Other troubling consequences flowing from the introduction of biometric registration in the May 2025 order have also been flagged.
The deport-first, ask-questions-later policy helps the state avoid several inconveniences: it does not have to house detainees for long or create detention facilities and nor does it have to prove criminal charges under the Foreigners Act to a higher standard.
In the past, courts have ordered release of detainees, on certain conditions, in instances of prolonged detention. This is not a palatable option for the state from a security perspective. With direct removal, the state also sidesteps accountability for the treatment of foreign detainees and refugees under international law and norms.
Some are more citizen than others
States exist for the wellbeing of their citizens and are justified in protecting their territory and controlling their membership.
But that only emphasises the importance of citizenship as a political status in the modern world: citizenship is not just the right to have rights, but is a right in itself. The Universal Declaration of Human Rights states that everyone has the right to a nationality and not to be arbitrarily deprived of it.
Therefore, any process that declares someone a non-citizen or removes them from the territory of a country must adhere to procedural justice and non-arbitrariness.
The Indian government’s “pushback” policy fails on these counts. Many of these problems are not new, but the latest version of the process and its manner of implementation is certainly more concerning.
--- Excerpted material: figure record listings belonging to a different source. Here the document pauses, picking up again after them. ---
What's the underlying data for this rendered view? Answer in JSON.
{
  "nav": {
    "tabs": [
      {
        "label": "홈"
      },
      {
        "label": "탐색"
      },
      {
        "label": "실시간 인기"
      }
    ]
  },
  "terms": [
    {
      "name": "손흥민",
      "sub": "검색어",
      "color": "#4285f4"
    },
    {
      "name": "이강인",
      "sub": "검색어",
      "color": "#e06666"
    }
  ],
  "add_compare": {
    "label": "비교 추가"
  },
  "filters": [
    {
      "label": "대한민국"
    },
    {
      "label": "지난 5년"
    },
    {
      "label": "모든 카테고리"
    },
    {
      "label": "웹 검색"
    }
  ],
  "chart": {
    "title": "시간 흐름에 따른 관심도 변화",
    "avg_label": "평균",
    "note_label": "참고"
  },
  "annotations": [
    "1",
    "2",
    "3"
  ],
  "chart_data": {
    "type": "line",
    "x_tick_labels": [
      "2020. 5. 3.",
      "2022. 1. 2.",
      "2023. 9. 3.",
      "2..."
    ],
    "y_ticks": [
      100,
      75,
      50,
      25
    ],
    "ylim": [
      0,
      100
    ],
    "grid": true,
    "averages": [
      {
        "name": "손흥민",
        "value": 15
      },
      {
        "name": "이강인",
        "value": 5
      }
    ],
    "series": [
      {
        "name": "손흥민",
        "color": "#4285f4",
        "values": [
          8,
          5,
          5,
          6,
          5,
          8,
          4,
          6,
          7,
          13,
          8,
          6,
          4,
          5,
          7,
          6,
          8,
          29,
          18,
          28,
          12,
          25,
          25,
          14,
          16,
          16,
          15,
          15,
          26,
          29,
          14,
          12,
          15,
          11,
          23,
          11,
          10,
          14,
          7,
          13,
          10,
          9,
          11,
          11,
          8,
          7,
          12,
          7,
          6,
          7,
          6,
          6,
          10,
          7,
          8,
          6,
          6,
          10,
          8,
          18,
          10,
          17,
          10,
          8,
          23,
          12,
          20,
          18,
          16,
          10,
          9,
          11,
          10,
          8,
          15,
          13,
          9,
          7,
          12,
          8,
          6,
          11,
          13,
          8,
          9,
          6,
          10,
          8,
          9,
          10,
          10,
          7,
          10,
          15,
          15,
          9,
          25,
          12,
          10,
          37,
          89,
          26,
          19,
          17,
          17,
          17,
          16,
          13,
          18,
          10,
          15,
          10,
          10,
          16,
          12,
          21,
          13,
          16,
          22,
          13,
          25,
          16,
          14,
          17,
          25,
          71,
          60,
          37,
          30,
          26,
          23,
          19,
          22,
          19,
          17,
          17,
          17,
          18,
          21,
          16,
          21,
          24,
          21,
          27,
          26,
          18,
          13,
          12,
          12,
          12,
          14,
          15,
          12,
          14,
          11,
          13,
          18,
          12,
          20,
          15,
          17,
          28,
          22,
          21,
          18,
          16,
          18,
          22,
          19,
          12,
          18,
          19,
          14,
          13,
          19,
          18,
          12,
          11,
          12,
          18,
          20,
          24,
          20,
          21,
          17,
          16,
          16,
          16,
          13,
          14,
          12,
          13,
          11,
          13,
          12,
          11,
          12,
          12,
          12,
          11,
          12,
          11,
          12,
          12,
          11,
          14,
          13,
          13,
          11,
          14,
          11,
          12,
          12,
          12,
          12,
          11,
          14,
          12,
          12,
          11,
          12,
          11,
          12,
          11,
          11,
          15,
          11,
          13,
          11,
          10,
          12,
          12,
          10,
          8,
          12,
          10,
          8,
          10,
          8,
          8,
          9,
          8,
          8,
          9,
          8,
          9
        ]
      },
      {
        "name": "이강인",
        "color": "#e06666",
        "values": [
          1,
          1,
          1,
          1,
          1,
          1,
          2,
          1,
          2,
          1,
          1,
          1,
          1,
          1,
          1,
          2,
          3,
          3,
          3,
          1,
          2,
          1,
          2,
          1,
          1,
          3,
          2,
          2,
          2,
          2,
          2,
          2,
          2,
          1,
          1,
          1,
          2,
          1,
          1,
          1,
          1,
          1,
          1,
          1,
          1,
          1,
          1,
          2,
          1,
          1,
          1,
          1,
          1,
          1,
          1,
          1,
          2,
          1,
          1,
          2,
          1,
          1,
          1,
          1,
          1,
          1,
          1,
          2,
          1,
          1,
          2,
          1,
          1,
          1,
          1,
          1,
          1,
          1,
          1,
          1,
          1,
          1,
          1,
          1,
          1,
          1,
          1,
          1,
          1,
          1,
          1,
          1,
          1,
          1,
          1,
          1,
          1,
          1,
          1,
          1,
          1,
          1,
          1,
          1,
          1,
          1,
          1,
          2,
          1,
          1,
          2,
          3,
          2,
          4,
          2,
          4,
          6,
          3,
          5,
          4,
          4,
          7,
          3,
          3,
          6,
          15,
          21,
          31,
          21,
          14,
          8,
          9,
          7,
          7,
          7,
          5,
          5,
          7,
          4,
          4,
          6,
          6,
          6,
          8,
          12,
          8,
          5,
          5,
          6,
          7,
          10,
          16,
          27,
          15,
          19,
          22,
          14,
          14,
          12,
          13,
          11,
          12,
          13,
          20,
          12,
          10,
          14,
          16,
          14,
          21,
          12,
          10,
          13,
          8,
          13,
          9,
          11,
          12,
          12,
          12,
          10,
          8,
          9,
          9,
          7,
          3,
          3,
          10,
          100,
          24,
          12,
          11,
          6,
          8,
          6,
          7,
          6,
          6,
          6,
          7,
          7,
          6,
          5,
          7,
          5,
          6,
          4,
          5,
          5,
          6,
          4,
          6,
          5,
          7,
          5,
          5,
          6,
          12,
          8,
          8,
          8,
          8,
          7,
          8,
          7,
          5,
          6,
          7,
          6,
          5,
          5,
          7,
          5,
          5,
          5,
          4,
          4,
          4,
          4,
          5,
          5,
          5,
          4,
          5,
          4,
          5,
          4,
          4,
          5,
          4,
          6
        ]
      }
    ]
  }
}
What is also troubling is that the Supreme Court has struck an apathetic note by denying interim relief while hearing pleas opposing the “pushback” policy.
The pushback exercise and the judiciary’s response lay bare ideas of who counts as firmly “us” and who is seen as expendable and can be made hostage to arbitrary processes, regardless of whether they are citizens in law.
Mansvini Jain is an advocate practicing in Delhi.